猫が尿毒症を発症した場合の治療費については、治療内容によって大きく異なります。動物病院によって金額も異なるため一概には言えませんが、検査費用、点滴、入院費用などを含めて40,000円~80,000円程度であることが多いようです。
猫の尿毒症の予防法
猫の尿毒症の予防法は、残念ながらありません。どれだけ健康管理に気を配っていても、猫本来の体質によって腎疾患や下部尿路結石を発症してしまう可能性はあります。私達飼い主にできることは、愛猫の異変にいち早く気付き、早期発見早期治療を行うことです。愛猫の些細な異変に気付いたとしても、つい「もう少し様子を見てから受診しよう」と考えてしまうこともあるかもしれませんが、尿毒症のように一刻を争う病気があるということを常に忘れてはいけません。

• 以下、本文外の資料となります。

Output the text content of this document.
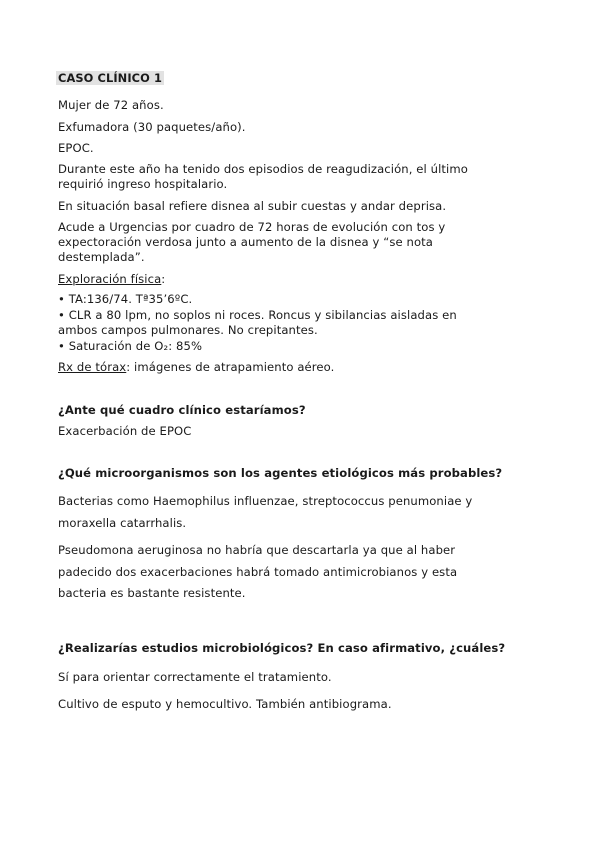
CASO CLÍNICO 1
Mujer de 72 años.
Exfumadora (30 paquetes/año).
EPOC.
Durante este año ha tenido dos episodios de reagudización, el último requirió ingreso hospitalario.
En situación basal refiere disnea al subir cuestas y andar deprisa.
Acude a Urgencias por cuadro de 72 horas de evolución con tos y expectoración verdosa junto a aumento de la disnea y “se nota destemplada”.
Exploración física:
• TA:136/74. Tª35’6ºC.
• CLR a 80 lpm, no soplos ni roces. Roncus y sibilancias aisladas en ambos campos pulmonares. No crepitantes.
• Saturación de O₂: 85%
Rx de tórax: imágenes de atrapamiento aéreo.
¿Ante qué cuadro clínico estaríamos?
Exacerbación de EPOC
¿Qué microorganismos son los agentes etiológicos más probables?
Bacterias como Haemophilus influenzae, streptococcus penumoniae y
moraxella catarrhalis.
Pseudomona aeruginosa no habría que descartarla ya que al haber
padecido dos exacerbaciones habrá tomado antimicrobianos y esta
bacteria es bastante resistente.
¿Realizarías estudios microbiológicos? En caso afirmativo, ¿cuáles?
Sí para orientar correctamente el tratamiento.
Cultivo de esputo y hemocultivo. También antibiograma.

どんなに些細な異変であってもすぐに受診できる、相談できるかかりつけ医を見つけておくことも大切です。また、日頃から良質な食事や水分補給、適度な運動、定期的な健康診断を心がけましょう。
まとめ
猫の尿毒症について原因と症状、治療法についてご紹介しました。猫の尿毒症は、腎不全が進行した結果起こる病気で腎疾患や下部尿路疾患を患う可能性が高い猫にとって、とても身近で危険な病気です。日頃からオシッコの量や質、飲水量の変化などをしっかりとチェックする習慣をつけ、些細な異変にもいち早く気付けるよう心がけたいですね。また、治療費についても、決して少なくない金額が必要になることもあります。そんな時、必要な治療をしっかりと行えるよう、ペット保険の加入や愛猫のための貯金をしておくことも大切です。
40代 女性 ゆきなちゃん
たくさんいる猫ちゃんのうちの一匹が尿毒症で苦しんでいました。毎日吐いていたので、弱っていきましたが点滴のお陰で少しですが食べられるようになり元気を取り戻しました。
その間には、点滴をずっとして血液検査をしたり、大変でした。よく頑張っていました。生きたいと言う気持ちが強かったのでしょうね。
なかなかでなかったおしっこもだんだん出るようになり、最終的には綺麗な色のおしっこが出ました。スタッフみんなでとても喜びました!
その猫ちゃんは9歳まで生きてくれました。闘病しながらでしたが、とてもよく頑張り生き抜いてくれました。その姿に感動したのを今でも思い出します。